Crossing River
A group of N people wishes to go across a river with only one boat, which can at most carry two persons. Therefore some sort of shuttle arrangement must be arranged in order to row the boat back and forth so that all people may cross. Each person has a different rowing speed; the speed of a couple is determined by the speed of the slower one. Your job is to determine a strategy that minimizes the time for these people to get across.
Input
The first line of the input contains a single integer T (1 <= T <= 20), the number of test cases. Then T cases follow. The first line of each case contains N, and the second line contains N integers giving the time for each people to cross the river. Each case is preceded by a blank line. There won't be more than 1000 people and nobody takes more than 100 seconds to cross.
Output
For each test case, print a line containing the total number of seconds required for all the N people to cross the river.
Sample Input
1 4 1 2 5 10
Sample Output
17
题目大意:有n个人要过河,只有一条船,每次最多坐两个人,每次需要一个人把船开回来,过剩下的人,给出每个人单独过河的时间,两个人过河时,所花的时间为两个人中长的那个,求所有人过河需要的最短时间
思路:先把时间从小到大排序,为了使时间尽量短,把耗时最长的两个人带到对岸耗时的情况分为两种:(a0,a1 为耗时最短的两个)

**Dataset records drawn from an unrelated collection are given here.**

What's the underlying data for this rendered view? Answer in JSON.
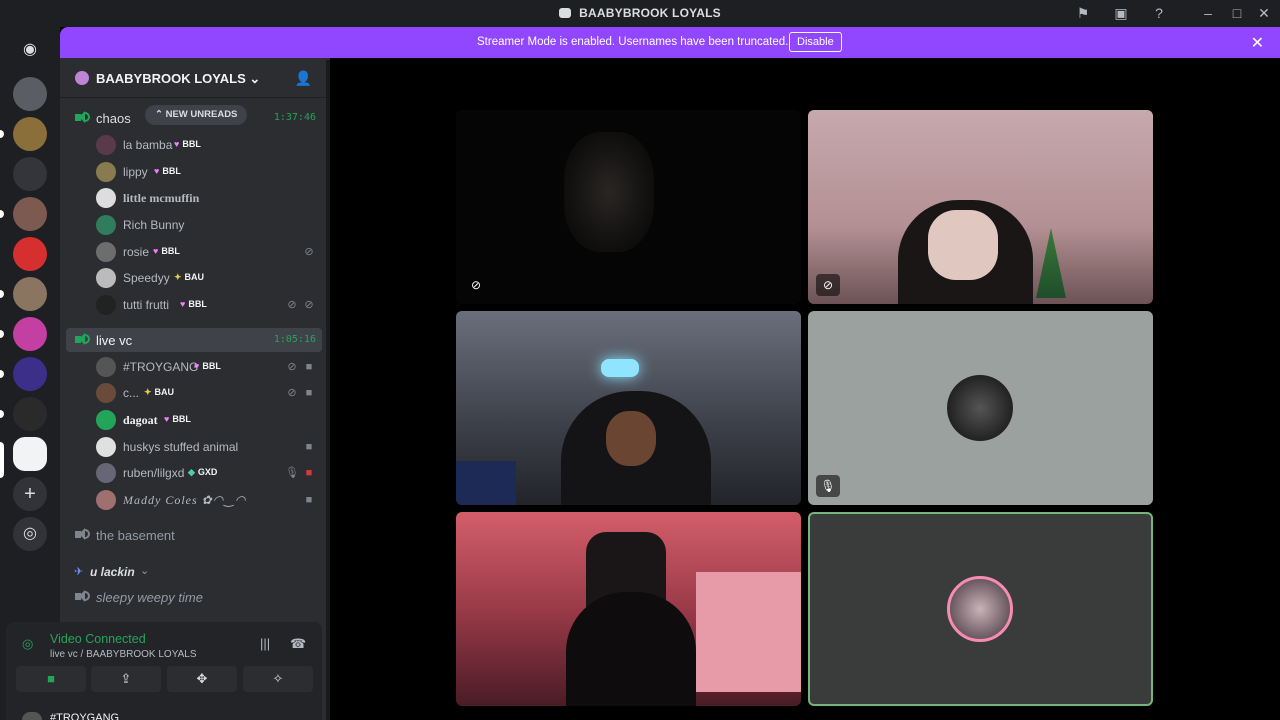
{
  "window": {
    "title": "BAABYBROOK LOYALS"
  },
  "banner": {
    "text": "Streamer Mode is enabled. Usernames have been truncated.",
    "button": "Disable"
  },
  "server": {
    "name": "BAABYBROOK LOYALS"
  },
  "unreads": "NEW UNREADS",
  "channels": {
    "chaos": {
      "name": "chaos",
      "timer": "1:37:46"
    },
    "livevc": {
      "name": "live vc",
      "timer": "1:05:16"
    },
    "basement": {
      "name": "the basement"
    },
    "sleepy": {
      "name": "sleepy weepy time"
    }
  },
  "category": "u lackin",
  "chaos_users": [
    {
      "name": "la bamba",
      "tag": "BBL"
    },
    {
      "name": "lippy",
      "tag": "BBL"
    },
    {
      "name": "little mcmuffin",
      "tag": ""
    },
    {
      "name": "Rich Bunny",
      "tag": ""
    },
    {
      "name": "rosie",
      "tag": "BBL"
    },
    {
      "name": "Speedyy",
      "tag": "BAU"
    },
    {
      "name": "tutti frutti",
      "tag": "BBL"
    }
  ],
  "live_users": [
    {
      "name": "#TROYGANG",
      "tag": "BBL"
    },
    {
      "name": "c...",
      "tag": "BAU"
    },
    {
      "name": "dagoat",
      "tag": "BBL"
    },
    {
      "name": "huskys stuffed animal",
      "tag": ""
    },
    {
      "name": "ruben/lilgxd",
      "tag": "GXD"
    },
    {
      "name": "Maddy Coles ✿◠‿◠",
      "tag": ""
    }
  ],
  "voice": {
    "status": "Video Connected",
    "location": "live vc / BAABYBROOK LOYALS",
    "next_user": "#TROYGANG"
  },
  "colors": {
    "brand": "#9147ff",
    "online": "#23a559",
    "sidebar": "#2b2d31",
    "rail": "#1e1f22"
  }
}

1. (ak+a0)+(a[k-1]+a0) : (ak和a0先过河,a0回来,a[k-1]和a0过河,a0回来)——a[k]+a[k-1]+2*a[0];
2.(a1+a0)+(ak+a1) : (a1和a0先过河,a0回来,a[k]和a[k-1]过河,a1回来)——a[k]+a[0]+2*a[1];
代码:
#include<stdio.h>
#include<string.h>
#include<algorithm>
using namespace std;
int a[1005];
int main()
{
int t;
scanf("%d",&t);
while(t--)
{
int n;
scanf("%d",&n);
for(int i=0;i<n;i++)
scanf("%d",&a[i]);
sort(a,a+n);
int k=n-1,sum=0;
while(k>=3)
{
if(a[k]+a[k-1]+a[0]*2<a[k]+a[0]+2*a[1])
sum+=a[k]+a[k-1]+a[0]*2;
else
sum+=a[k]+a[0]+2*a[1];
k-=2;
}
if(k==2)
sum=a[2]+a[1]+a[0]+sum;
if(k==1)
sum+=a[1];
if(k==0)
sum+=a[0];
printf("%d\n",sum);
}
return 0;
}